The following press release was issued by the provincial government.  Would love your thoughts - "Peterborough Chamber" group of LinkedIn.  - Sandra

Ontario Securities Law Changes Promote Greater Representation of Women on Boards and in Senior Management

Ontario has taken action to increase the number of women in high-ranking positions in the workforce by approving securities law rule amendments that will encourage greater representation of women on corporate boards and in senior management teams.

In order to promote the inclusion of more women in senior roles, companies will now be required to disclose: 

The number of women on the board and in executive officer positions
Policies regarding the representation of women on the board
The board's or nominating committee's consideration of the representation of women in the director identification and selection process
Director term limits and other mechanisms of renewal of their board

Enforced by the Ontario Securities Commission, the new amendments will promote a proactive approach through a "comply or explain" model rather than prescribed diversity quotas. The rule changes will come into force on Dec. 31, 2014, in time for the required information to be included in 2015 annual reports.

Supporting more executive women in the workforce is part of the government's economic plan for Ontario. The four-part plan is building Ontario up by investing in people's talents and skills, building new public infrastructure like roads and transit, creating a dynamic, supportive environment where business thrives, and building a secure savings plan so everyone can afford to retire.


The amendments are based on input from a public roundtable and Ontario Securities Commission led consultations with subject matter experts and publicly traded companies listed on the TSX.
Of 448 firms that responded to the survey from the Ontario Securities Commission, 57 per cent have no women directors and 53 per cent have women in less than 10 per cent of their executive officer positions.
Almost 90 per cent of the survey respondents do not publicly disclose the proportion of women employees in the whole organization.
Women make up 48 per cent of the workforce yet account for only about 16 per cent of board members of Canada’s FP500 companies.
Studies by Catalyst Canada, Credit Suisse and McKinsey & Company have found that gender diversity in corporate leadership is linked to improved performance on both financial and non-financial measures. Benefits include strong financial performance, heightened innovation and enhanced client insight.

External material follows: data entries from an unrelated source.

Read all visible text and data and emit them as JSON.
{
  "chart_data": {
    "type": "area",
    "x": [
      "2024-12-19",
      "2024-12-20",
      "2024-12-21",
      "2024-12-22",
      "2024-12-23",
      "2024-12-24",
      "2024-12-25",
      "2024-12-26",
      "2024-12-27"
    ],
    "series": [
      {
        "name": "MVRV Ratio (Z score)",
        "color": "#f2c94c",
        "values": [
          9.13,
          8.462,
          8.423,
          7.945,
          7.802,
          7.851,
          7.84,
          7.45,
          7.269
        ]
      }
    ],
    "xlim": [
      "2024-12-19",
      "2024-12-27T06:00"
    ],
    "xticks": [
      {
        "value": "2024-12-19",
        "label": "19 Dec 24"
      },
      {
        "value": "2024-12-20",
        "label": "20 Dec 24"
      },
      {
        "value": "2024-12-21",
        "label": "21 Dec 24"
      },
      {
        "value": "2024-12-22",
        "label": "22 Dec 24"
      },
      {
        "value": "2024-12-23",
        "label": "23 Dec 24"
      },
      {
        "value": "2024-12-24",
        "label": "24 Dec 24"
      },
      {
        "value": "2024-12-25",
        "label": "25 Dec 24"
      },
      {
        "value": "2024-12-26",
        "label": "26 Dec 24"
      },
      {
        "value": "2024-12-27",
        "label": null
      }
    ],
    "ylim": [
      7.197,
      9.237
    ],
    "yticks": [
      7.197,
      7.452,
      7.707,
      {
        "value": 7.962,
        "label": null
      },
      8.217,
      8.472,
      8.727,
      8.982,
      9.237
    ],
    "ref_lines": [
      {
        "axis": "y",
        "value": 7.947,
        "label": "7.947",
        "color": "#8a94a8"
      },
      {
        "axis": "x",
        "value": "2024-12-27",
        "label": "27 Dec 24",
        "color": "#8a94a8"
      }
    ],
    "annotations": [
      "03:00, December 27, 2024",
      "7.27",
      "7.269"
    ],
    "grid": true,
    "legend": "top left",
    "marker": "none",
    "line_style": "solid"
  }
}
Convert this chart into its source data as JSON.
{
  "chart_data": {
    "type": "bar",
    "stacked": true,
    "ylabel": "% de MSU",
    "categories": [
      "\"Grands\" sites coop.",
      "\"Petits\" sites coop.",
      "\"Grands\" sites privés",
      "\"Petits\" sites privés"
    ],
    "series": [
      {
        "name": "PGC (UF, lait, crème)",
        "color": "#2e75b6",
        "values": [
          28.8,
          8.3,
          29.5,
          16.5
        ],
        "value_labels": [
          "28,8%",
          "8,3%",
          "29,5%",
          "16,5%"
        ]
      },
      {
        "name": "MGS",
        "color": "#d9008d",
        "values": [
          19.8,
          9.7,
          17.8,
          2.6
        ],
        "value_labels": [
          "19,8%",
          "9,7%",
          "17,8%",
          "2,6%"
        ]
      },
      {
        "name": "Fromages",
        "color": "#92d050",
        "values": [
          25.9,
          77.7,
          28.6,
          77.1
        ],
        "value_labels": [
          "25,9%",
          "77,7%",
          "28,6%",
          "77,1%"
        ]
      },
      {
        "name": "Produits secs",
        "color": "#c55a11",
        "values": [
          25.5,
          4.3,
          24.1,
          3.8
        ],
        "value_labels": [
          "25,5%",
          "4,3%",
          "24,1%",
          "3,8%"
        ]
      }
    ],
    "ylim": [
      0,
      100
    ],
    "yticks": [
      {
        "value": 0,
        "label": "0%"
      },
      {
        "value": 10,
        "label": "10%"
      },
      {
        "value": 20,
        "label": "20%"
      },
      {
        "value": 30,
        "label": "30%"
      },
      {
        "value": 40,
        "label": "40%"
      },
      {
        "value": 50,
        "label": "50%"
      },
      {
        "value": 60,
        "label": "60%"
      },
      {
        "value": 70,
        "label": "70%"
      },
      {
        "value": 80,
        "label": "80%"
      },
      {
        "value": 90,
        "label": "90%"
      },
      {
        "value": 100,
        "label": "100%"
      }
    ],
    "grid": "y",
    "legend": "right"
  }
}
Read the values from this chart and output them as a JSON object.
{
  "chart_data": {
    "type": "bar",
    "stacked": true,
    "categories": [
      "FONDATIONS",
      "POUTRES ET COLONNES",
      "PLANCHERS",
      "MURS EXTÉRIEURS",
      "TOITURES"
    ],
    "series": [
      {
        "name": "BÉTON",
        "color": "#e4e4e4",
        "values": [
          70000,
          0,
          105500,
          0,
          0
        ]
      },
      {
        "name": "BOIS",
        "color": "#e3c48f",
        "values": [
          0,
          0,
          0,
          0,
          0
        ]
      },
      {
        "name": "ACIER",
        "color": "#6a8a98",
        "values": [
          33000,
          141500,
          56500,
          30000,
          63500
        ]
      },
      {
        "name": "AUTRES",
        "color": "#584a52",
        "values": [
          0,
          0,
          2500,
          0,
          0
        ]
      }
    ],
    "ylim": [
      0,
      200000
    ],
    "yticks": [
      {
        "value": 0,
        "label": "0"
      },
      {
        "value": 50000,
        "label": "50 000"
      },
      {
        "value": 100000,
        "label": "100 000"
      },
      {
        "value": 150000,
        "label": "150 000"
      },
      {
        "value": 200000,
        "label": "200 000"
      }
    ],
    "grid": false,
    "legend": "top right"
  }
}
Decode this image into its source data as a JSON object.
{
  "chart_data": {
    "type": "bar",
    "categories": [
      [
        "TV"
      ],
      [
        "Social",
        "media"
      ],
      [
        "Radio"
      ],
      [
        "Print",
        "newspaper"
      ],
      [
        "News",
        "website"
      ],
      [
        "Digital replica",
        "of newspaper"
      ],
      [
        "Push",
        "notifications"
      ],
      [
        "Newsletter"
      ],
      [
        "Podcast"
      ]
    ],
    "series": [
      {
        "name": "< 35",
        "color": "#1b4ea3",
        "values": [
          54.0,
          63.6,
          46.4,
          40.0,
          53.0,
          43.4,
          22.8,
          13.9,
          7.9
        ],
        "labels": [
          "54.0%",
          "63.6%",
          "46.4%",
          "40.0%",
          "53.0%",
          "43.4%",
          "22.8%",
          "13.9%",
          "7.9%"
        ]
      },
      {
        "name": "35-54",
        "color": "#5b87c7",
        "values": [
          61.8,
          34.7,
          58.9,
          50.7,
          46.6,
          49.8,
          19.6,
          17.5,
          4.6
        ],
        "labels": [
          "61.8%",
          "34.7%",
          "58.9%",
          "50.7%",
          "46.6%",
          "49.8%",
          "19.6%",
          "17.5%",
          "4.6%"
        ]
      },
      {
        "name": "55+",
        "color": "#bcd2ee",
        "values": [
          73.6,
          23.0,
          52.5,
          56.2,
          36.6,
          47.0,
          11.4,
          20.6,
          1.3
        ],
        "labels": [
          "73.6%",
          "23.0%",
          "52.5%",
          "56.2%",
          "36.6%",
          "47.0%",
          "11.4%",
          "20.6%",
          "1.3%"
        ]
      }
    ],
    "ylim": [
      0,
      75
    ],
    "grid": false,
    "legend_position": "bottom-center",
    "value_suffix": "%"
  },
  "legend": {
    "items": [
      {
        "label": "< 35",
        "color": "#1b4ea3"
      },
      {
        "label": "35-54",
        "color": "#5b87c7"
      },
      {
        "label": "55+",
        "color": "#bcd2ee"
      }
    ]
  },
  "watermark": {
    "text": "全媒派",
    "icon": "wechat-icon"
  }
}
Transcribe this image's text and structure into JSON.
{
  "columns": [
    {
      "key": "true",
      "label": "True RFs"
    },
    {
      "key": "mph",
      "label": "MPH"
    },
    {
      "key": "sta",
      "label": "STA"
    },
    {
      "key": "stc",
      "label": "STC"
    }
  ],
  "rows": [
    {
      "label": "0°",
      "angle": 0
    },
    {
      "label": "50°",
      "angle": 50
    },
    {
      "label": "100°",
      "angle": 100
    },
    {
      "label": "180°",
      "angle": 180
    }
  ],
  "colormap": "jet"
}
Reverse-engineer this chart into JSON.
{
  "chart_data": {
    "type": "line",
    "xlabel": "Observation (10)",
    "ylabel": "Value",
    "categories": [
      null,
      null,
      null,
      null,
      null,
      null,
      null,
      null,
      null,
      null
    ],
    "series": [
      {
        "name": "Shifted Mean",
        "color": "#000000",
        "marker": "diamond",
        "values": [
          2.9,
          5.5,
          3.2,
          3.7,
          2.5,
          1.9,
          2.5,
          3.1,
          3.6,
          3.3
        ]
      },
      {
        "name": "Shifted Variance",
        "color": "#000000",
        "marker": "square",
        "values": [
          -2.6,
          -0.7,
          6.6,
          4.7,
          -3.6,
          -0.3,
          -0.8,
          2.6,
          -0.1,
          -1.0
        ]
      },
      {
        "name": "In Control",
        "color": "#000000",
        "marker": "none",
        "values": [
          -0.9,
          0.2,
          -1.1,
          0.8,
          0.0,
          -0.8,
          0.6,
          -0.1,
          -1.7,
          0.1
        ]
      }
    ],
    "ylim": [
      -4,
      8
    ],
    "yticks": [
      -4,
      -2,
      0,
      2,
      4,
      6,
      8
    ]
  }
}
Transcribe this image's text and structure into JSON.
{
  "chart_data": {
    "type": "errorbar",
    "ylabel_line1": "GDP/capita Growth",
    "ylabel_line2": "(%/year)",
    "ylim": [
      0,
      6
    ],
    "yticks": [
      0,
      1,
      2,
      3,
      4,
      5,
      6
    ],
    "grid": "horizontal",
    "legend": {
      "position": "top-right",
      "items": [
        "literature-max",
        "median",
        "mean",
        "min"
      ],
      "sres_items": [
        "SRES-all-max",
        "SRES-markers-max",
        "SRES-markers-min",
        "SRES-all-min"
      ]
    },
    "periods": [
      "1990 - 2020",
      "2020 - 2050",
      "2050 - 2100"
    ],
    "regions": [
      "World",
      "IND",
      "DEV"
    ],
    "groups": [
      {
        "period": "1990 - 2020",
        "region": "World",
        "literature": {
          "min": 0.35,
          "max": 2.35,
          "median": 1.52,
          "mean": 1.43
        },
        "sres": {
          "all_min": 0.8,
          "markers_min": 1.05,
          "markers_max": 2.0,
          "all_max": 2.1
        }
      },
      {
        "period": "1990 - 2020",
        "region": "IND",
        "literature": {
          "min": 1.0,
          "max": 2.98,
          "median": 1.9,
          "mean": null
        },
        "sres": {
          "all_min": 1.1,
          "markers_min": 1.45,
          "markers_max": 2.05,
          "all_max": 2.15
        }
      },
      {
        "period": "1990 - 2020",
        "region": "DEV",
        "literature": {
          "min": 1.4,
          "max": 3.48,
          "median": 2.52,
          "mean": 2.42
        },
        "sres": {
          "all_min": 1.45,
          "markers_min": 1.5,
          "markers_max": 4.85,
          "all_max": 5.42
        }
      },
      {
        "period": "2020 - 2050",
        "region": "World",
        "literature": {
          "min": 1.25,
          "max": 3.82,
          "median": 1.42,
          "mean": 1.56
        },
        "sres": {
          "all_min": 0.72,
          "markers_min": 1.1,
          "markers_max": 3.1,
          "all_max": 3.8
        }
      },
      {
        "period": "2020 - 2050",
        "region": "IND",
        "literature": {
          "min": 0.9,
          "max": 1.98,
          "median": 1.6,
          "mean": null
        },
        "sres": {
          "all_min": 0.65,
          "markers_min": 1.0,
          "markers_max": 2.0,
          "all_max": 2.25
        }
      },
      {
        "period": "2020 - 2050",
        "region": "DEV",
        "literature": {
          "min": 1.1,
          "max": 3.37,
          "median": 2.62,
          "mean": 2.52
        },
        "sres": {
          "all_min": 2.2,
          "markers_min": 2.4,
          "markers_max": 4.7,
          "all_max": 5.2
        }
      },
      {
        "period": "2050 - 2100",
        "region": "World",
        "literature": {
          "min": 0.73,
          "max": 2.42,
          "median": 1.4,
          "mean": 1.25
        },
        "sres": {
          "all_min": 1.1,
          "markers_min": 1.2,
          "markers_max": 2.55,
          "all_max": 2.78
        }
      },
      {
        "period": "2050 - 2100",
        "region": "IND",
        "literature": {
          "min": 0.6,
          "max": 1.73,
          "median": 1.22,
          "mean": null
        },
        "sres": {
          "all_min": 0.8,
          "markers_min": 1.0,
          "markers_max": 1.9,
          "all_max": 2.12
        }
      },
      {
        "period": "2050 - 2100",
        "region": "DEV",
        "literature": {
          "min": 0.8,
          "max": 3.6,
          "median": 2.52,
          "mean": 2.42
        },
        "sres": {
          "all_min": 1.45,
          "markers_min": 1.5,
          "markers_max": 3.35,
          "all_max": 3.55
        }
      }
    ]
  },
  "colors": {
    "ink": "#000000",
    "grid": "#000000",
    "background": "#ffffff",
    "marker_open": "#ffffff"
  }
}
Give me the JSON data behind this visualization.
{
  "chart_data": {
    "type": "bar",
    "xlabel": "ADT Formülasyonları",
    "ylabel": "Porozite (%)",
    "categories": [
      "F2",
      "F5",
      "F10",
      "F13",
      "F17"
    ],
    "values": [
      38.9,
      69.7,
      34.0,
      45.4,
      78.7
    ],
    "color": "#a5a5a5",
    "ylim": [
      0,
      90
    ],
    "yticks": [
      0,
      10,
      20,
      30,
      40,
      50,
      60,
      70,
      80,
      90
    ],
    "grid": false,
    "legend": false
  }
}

Read the OSC’s report on Disclosure of Corporate Governance Practices
Learn about the Ontario Securities Commission
Read the Business Case for Women on Boards


"Enhancing gender representation on companies’ boards and in senior management teams will not only make corporations more productive, it will also help attract new investment and grow our economy. Greater gender diversity on corporate boards will contribute to a stronger Ontario economy."
— Charles Sousa, Minister of Finance

"Increasing the number of women in corporate leadership is good for the economy and good for business. Helping women reach their full potential by supporting women in leadership is part of this government’s commitment to creating a strong and fair Ontario and is a critical step towards achieving gender equality across all sectors."
— Tracy MacCharles, Minister Responsible for Women’s Issues

"We are delighted that these regulations are now law, and we commend the provincial government for helping put the issue on the front burner. These requirements will push more companies to have the conversations they should be having around board and executive committee diversity and, hopefully, their talent development. Businesses need to tap the full pool of smart, talented people to stay competitive and strengthen our country’s economic future."